Le Gouvernement a raison de dire qu’il n’y a pas d’argent magique. Mais l’urgence climatique est là, et bien là. L’été 2022 restera dans les mémoires comme l’été de la fin de l’insouciance.

Dans mon département, comme dans d’autres d’ailleurs, au-delà des incendies à répétition, la tempête de grêle incroyablement dévastatrice a provoqué des pertes considérables pour nos agriculteurs et nos concitoyens, dont les maisons sont encore à ce jour habillées de bâches dans le Ribéracois.

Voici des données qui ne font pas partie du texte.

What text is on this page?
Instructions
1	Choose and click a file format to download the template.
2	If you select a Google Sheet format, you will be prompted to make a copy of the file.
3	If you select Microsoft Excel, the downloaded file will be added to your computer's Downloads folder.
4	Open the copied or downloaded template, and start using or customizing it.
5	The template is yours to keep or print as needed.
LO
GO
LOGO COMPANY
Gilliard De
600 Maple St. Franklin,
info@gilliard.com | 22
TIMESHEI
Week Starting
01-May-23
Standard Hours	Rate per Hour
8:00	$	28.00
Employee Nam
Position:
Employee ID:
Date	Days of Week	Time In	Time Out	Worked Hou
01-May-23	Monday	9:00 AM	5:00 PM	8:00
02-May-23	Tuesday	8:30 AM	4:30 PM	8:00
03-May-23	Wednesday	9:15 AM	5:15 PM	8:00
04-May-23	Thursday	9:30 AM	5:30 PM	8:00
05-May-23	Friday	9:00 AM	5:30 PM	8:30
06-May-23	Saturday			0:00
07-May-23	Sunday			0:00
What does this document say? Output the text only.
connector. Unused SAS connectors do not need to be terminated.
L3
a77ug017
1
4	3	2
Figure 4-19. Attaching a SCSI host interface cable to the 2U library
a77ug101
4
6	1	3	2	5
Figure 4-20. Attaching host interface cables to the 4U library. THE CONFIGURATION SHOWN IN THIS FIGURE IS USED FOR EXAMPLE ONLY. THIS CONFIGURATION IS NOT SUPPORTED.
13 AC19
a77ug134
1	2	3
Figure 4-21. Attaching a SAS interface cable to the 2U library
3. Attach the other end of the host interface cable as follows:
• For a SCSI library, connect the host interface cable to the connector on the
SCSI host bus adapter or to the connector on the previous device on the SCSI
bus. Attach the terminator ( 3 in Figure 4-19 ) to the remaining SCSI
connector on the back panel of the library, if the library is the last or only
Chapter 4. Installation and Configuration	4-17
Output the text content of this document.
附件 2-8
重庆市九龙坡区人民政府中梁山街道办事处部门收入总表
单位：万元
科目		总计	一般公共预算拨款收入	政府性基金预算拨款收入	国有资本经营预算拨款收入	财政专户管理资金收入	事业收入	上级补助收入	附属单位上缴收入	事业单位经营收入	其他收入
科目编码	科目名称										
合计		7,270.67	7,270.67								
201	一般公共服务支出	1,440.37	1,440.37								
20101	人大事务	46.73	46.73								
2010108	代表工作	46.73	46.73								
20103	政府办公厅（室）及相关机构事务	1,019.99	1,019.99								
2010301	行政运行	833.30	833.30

L’indispensable transition écologique nous oblige à des investissements importants et à une plus juste répartition des richesses produites.

Avec seulement deux réformes, la suppression de l’ISF et le prélèvement sur les APL, le Gouvernement a pris 1, 3 milliard d’euros aux bénéficiaires de l’aide au logement et en a redistribué presque trois fois plus aux plus riches des Français.

Contrairement à d’autres pays voisins, la France a refusé de taxer les profits exceptionnels suscités grâce et à cause de la crise. Monsieur le ministre, on ne peut pas parler de transition écologique si l’on ne parle pas de justice sociale !

Nous avons besoin de réformes structurelles : adaptation de nos forêts, de nos bâtiments et de nos infrastructures, rénovation efficace de nos logements, investissements dans le transport responsable de 30 % de nos gaz à effet de serre… Tout cela nécessite des investissements importants.

Or, dans ce budget, on ne trouve pas de hausse significative des crédits en faveur du ferroviaire, alors que, pour atteindre l’objectif fixé par la stratégie nationale bas-carbone, près de 3 milliards d’euros d’investissements supplémentaires par an seraient nécessaires jusqu’en 2030. Je le rappelle, le fret ferroviaire ne représente que 9 % du transport des marchandises, contre 89 % pour la route, quand la moyenne européenne est de 18 %.

La politique de rénovation thermique n’est pas non plus suffisamment ambitieuse, me semble-t-il. Bien qu’il soit abondé dans ce budget, le dispositif MaPrimeRénov’ reste insuffisant, dans la mesure où aucun gain de consommation énergétique minimal n’est requis.

L’an dernier, seuls 2 500 logements sont sortis du statut de passoires thermiques. Sur plus de 700 000 primes accordées en 2021, pour un montant de 2, 8 milliards d’euros, seuls 60 000 logements ont fait l’objet d’une rénovation globale. Le reste à charge conduit en effet les ménages à y renoncer.

Enfin, cette mission nous est présentée après des échanges riches sur le projet de loi relatif à l’accélération de la production des énergies renouvelables, adopté en première lecture au Sénat.

Or ce projet de loi de finances ne prévoit aucune ligne budgétaire de soutien à ces énergies, qui restent dans le secteur concurrentiel. L’investissement dans les énergies renouvelables reste tributaire du prix de l’énergie, ouvert à la concurrence.

La bifurcation écologique implique une réindustrialisation, des relocalisations et des créations d’emplois. Elle nécessite la reconstruction de filières industrielles françaises dans le renouvelable et la création d’un pôle public de l’énergie, car l’État doit garder la main sur ce que sont nos biens communs au regard des enjeux sociaux, humains, écologiques, de souveraineté et d’indépendance de notre pays.

Pour toutes les raisons que je viens d’évoquer, le groupe CRCE ne votera pas le budget de cette mission.